Map of the week: EU-Verteilungsschlüssel für Flüchtlinge

Artikel veröffentlicht am 8. September 2015
Artikel veröffentlicht am 8. September 2015

Die EU, mit Frankreich und Deutschland als Vorreiter, versucht ihre Verspätung in Bezug auf die aktuelle Flüchtlingskrise aufzuholen. Ist der neueste Vorschlag seitens der EU-Kommission, 120 000 neue Flüchtlinge aufzunehmen und auf die Mitgliedstaaten zu verteilen, ausreichend?

Deutschland erwartet 800 000 Flüchtlinge in diesem Jahr und viele haben Europa dazu aufgerufen, sich die Last zu teilen. Kanzlerin Angela Merkel merkte an: „Bei den Banken waren wir schnell, jetzt müssen wir genauso schnell sein.“ EU-Kommissionspräsident Jean-Claude Juncker will den neuesten EU-Verteilungsschlüssel nächste Woche dem EU-Parlament vorlegen.

Teil des Juncker-Plans, 120 000 Flüchtlinge in den nächsten zwei Jahren in Europa aufzunehmen, ist es, dass Deutschland und Frankreich fast die Hälfte stemmen. Die beiden Nationen werden rund 55 000 Flüchtlinge aufnehmen. 
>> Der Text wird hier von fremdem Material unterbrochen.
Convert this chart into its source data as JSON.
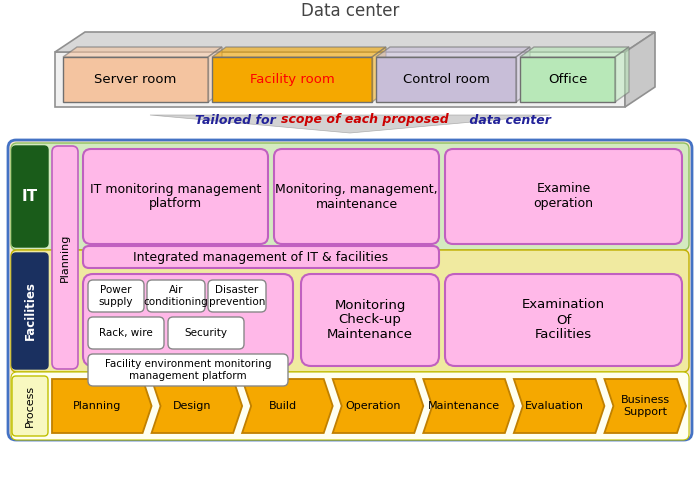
{
  "title": "Data center",
  "rooms": [
    "Server room",
    "Facility room",
    "Control room",
    "Office"
  ],
  "room_colors": [
    "#F4C4A0",
    "#F5A800",
    "#C8BED8",
    "#B8E8B8"
  ],
  "room_text_colors": [
    "#000000",
    "#FF0000",
    "#000000",
    "#000000"
  ],
  "process_labels": [
    "Planning",
    "Design",
    "Build",
    "Operation",
    "Maintenance",
    "Evaluation",
    "Business\nSupport"
  ],
  "process_color": "#F5A800",
  "process_ec": "#C08000",
  "bg_outer_color": "#FAE8D0",
  "bg_green_it": "#D4EAC0",
  "bg_yellow_fac": "#F0EAA0",
  "bg_process": "#FFFFF0",
  "it_box_color": "#1A5C1A",
  "facilities_box_color": "#1A3060",
  "planning_box_color": "#FFB8E8",
  "pink_box": "#FFB8E8",
  "pink_ec": "#C060C0",
  "white_box": "#FFFFFF",
  "border_blue": "#4472C4",
  "subtitle_normal1": "Tailored for",
  "subtitle_red": "scope of each proposed",
  "subtitle_normal2": "data center"
}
Griechenland, das schon genügend mit der Finanzkrise zu kämpfen hat, und Italien, das als Ankunftsland bereits eine enorme Anzahl Flüchtlinge beherbergt, sind vom neuen Verteilungsschlüssel ausgenommen. Auch Ungarn ist, um das Land zu entlasten, von der neuen Quotenregelung ausgeschlossen. Ungarn hatte diesen Sommer einen Stacheldrahtzaun zu Serbien hochgezogen, kürzlich den Keleti-Bahnhof in Budapest geschlossen und später dann doch Flüchtlingen die Ausreise per Zug nach Deutschland und Österreich erlaubt, während andere Flüchtlinge in überfüllten Lagern warten. Damit hat Ungarn für erheblichen politischen und institutionellen Zündstoff gesorgt.

Großbritannien soll bis 2020 insgesamt 20 000 neue Flüchtlinge aufnehmen. Nur zum Vergleich: In Deutschland kamen an einem einzigen Tag 10 000 Flüchtlinge an. Dänemark und Irland, die sich außerhalb der Schengenzone befinden, sind vom Verteilungsschlüssel ausgeschlossen, auch wenn die Zivilgesellschaft vor Ort zunehmend Druck auf die Politik ausübt, mehr Willkommenskultur zu zeigen.